This repo includes the code base used in the paper "What Drives Learned Optimizer Performance? A Systematic Evaluation", as was submitted for review for the EDBT/ICDT 2026 Joint Conference.
The repository is organized as follows:
.
├── benchmark_scripts/ # Scripts to populate the database after startup (Setup)
├── installation_scripts/ # Scripts to configure the database (Setup)
├── workloads/ # Base workloads used for training and evaluation (Base Workloads)
├── experiments/ # Experiment inputs, results, and analysis notebooks (Experiments)
│ └── experimentID/
│ └── benchmark/
│ └── runID/
│ └── queryID/ # Individual query results, e.g., experiment1/job/run1/29c
│ └── *.ipynb # Analysis notebooks with figures (Results - Figures)
├── preprocessing/ # Utility scripts: workload processing, SQL parsing, etc. (Utility Scripts)
├── optimizers/ # Integrated learned query optimizers (Learned Query Optimizers)
│ ├── balsa/
│ ├── BaoForPostgreSQL/
│ ├── BASE/
│ ├── FASTgres-PVLDBv16/
│ ├── Lero-on-PostgreSQL/
│ ├── LOGER/
│ └── Neo/
├── docker_instructions.md # Guide for building and managing Docker environments (Setup)
├── citations.md # Bibliographic references for workloads and related work (Citations)
This repository serves as a testbed for evaluating learned query optimizers (LQOs). Our experimental environment consisted of two main components:
-
CPU-only server: Hosted multiple Docker environments (each with 40 GB of shared memory) running PostgreSQL v12.5 instances. These instances acted as the execution backends for the learned query optimizers.
-
GPU server: Used to train and run each LQO implementation.
For most users, it is not necessary to replicate this multi-server configuration. A single machine with Docker installed and GPU access is sufficient for experimentation.
Refer to the setup guide for detailed instructions on building, configuring, and managing Docker containers. Each optimizer may require specific dependencies or database configurations—please consult the corresponding README files listed below.
This repository integrates multiple state-of-the-art learned query optimizers. Setup instructions, additional notes, and guidance on loading checkpoints for each experiment are provided below:
-
NEO: See optimizers/balsa/README.md (Note: NEO is executed through the Balsa codebase, as the official NEO implementation was not publicly released.)
-
LOGER: See optimizers/LOGER/README.md
-
FASTgres: See optimizers/FASTgres-PVLDBv16/README.md
-
LERO: See optimizers/Lero-on-PostgreSQL/README.md (Note: LERO requires non-default PostgreSQL configurations; refer to its README for setup details.)

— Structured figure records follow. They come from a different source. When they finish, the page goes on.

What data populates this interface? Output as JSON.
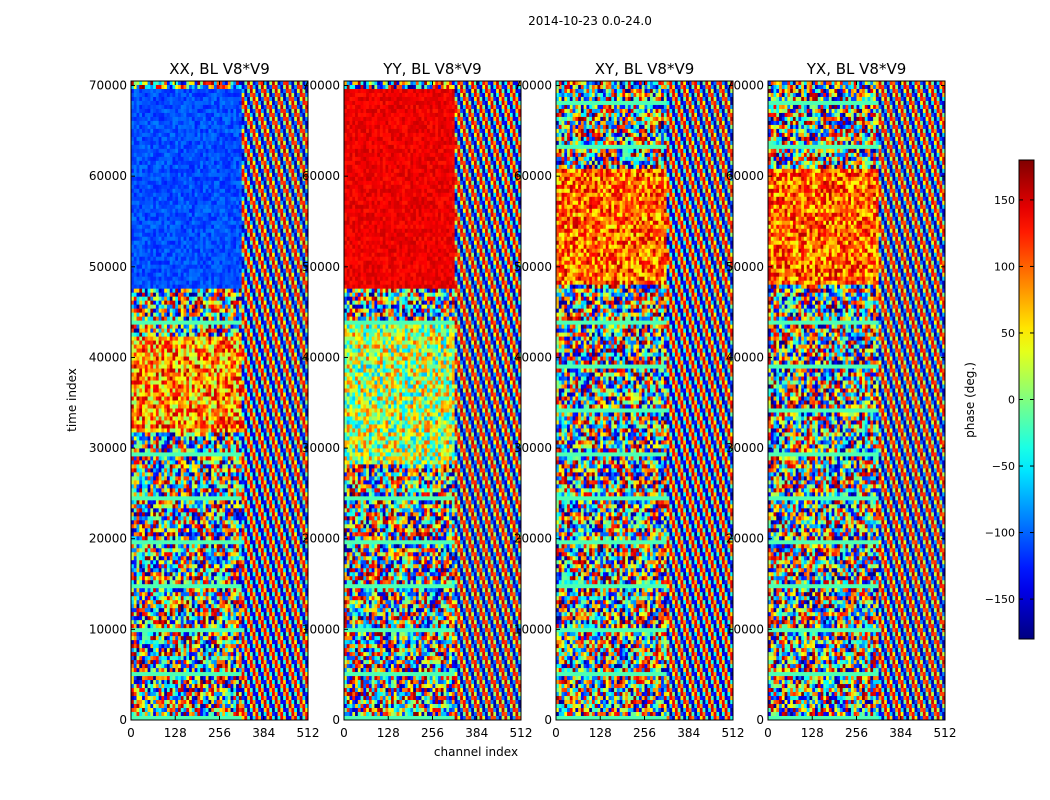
{
  "figure": {
    "suptitle": "2014-10-23 0.0-24.0"
  },
  "chart_data": {
    "type": "heatmap",
    "colormap": "jet",
    "xlabel": "channel index",
    "ylabel": "time index",
    "xlim": [
      0,
      512
    ],
    "ylim": [
      0,
      70500
    ],
    "xticks": [
      0,
      128,
      256,
      384,
      512
    ],
    "xtick_labels": [
      "0",
      "128",
      "256",
      "384",
      "512"
    ],
    "yticks": [
      0,
      10000,
      20000,
      30000,
      40000,
      50000,
      60000,
      70000
    ],
    "ytick_labels": [
      "0",
      "10000",
      "20000",
      "30000",
      "40000",
      "50000",
      "60000",
      "70000"
    ],
    "panels": [
      {
        "title": "XX, BL V8*V9",
        "pol": "XX"
      },
      {
        "title": "YY, BL V8*V9",
        "pol": "YY"
      },
      {
        "title": "XY, BL V8*V9",
        "pol": "XY"
      },
      {
        "title": "YX, BL V8*V9",
        "pol": "YX"
      }
    ],
    "colorbar": {
      "label": "phase (deg.)",
      "range": [
        -180,
        180
      ],
      "ticks": [
        150,
        100,
        50,
        0,
        -50,
        -100,
        -150
      ],
      "tick_labels": [
        "150",
        "100",
        "50",
        "0",
        "−50",
        "−100",
        "−150"
      ]
    }
  }
}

Our evaluation framework examines several key aspects of learned query optimizer performance. Each experiment directory includes documentation describing its objectives, methodology, and any special database configurations required.
- (E1) End-to-End Performance & Value Model Fidelity
- (E2) Sensitivity & Execution Stability
- (E3) Learning Trajectory & Convergence
- (E4) Internal Decision-Making & Plan Representation
- (E5) Generalization to Novel Conditions
We provide pretrained model checkpoints for each experiment and optimizer in the following Hugging Face repository: 👉 LQO Evaluation Suite Models
Please refer to each optimizer’s documentation for detailed instructions on which model checkpoint to load for each experiment.

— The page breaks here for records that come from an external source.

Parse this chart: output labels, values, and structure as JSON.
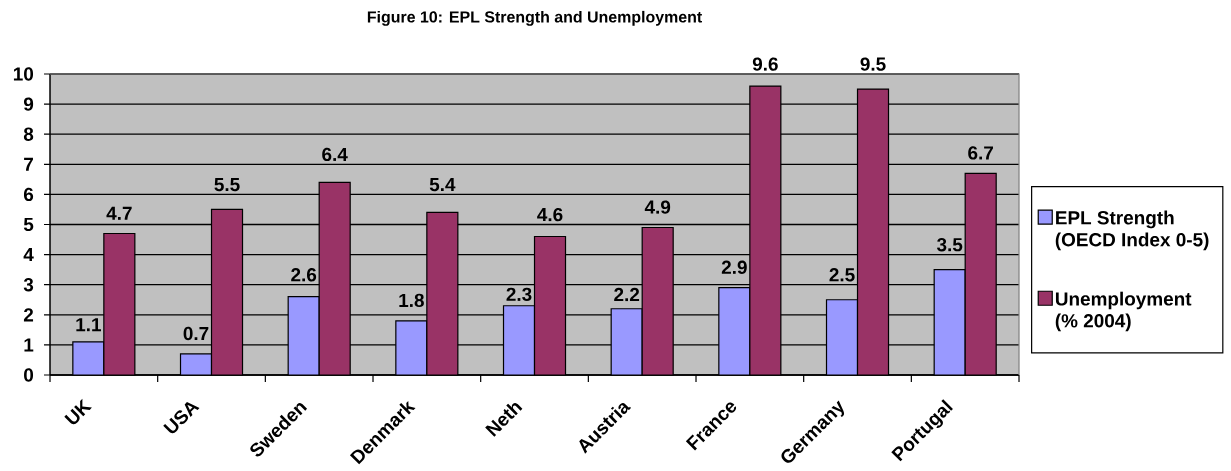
{
  "chart_data": {
    "type": "bar",
    "title": "Figure 10: EPL Strength and Unemployment",
    "categories": [
      "UK",
      "USA",
      "Sweden",
      "Denmark",
      "Neth",
      "Austria",
      "France",
      "Germany",
      "Portugal"
    ],
    "series": [
      {
        "name": "EPL Strength (OECD Index 0-5)",
        "color": "#9999ff",
        "values": [
          1.1,
          0.7,
          2.6,
          1.8,
          2.3,
          2.2,
          2.9,
          2.5,
          3.5
        ]
      },
      {
        "name": "Unemployment (% 2004)",
        "color": "#993366",
        "values": [
          4.7,
          5.5,
          6.4,
          5.4,
          4.6,
          4.9,
          9.6,
          9.5,
          6.7
        ]
      }
    ],
    "ylim": [
      0,
      10
    ],
    "yticks": [
      0,
      1,
      2,
      3,
      4,
      5,
      6,
      7,
      8,
      9,
      10
    ],
    "grid": "y",
    "legend": "right",
    "data_labels": true
  }
}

The results of each experiment, along with the figures reported in the publication, are available in the Jupyter notebooks below:
The learned query optimizers (LQOs) were trained and evaluated using the following workloads.
- Join Order Benchmark (JOB)
- TPC-H
- TPC-DS
- JOB-Synthetic
- JOB-Dynamic
- JOB-Extended
- JOB-Light
- Star Schema Benchmark (SSB)
- SSB – After Schema Transformation
- STATS
- STATS – Sampled
The preprocessing directory contains a separate repository implementing utility tools for supporting experiments. These include:
- An SQL parser
- Scripts to transform workloads into directories compatible with our experiment structure
- Programs to calculate workload distributions (as used in Experiment E5)
- PostgreSQL warm-up calls
- Additional miscellaneous utilities
For more details, refer to the preprocessing README.
We thank the authors of the previous work for making their research publicly available. For full citation details, please refer to the citations file.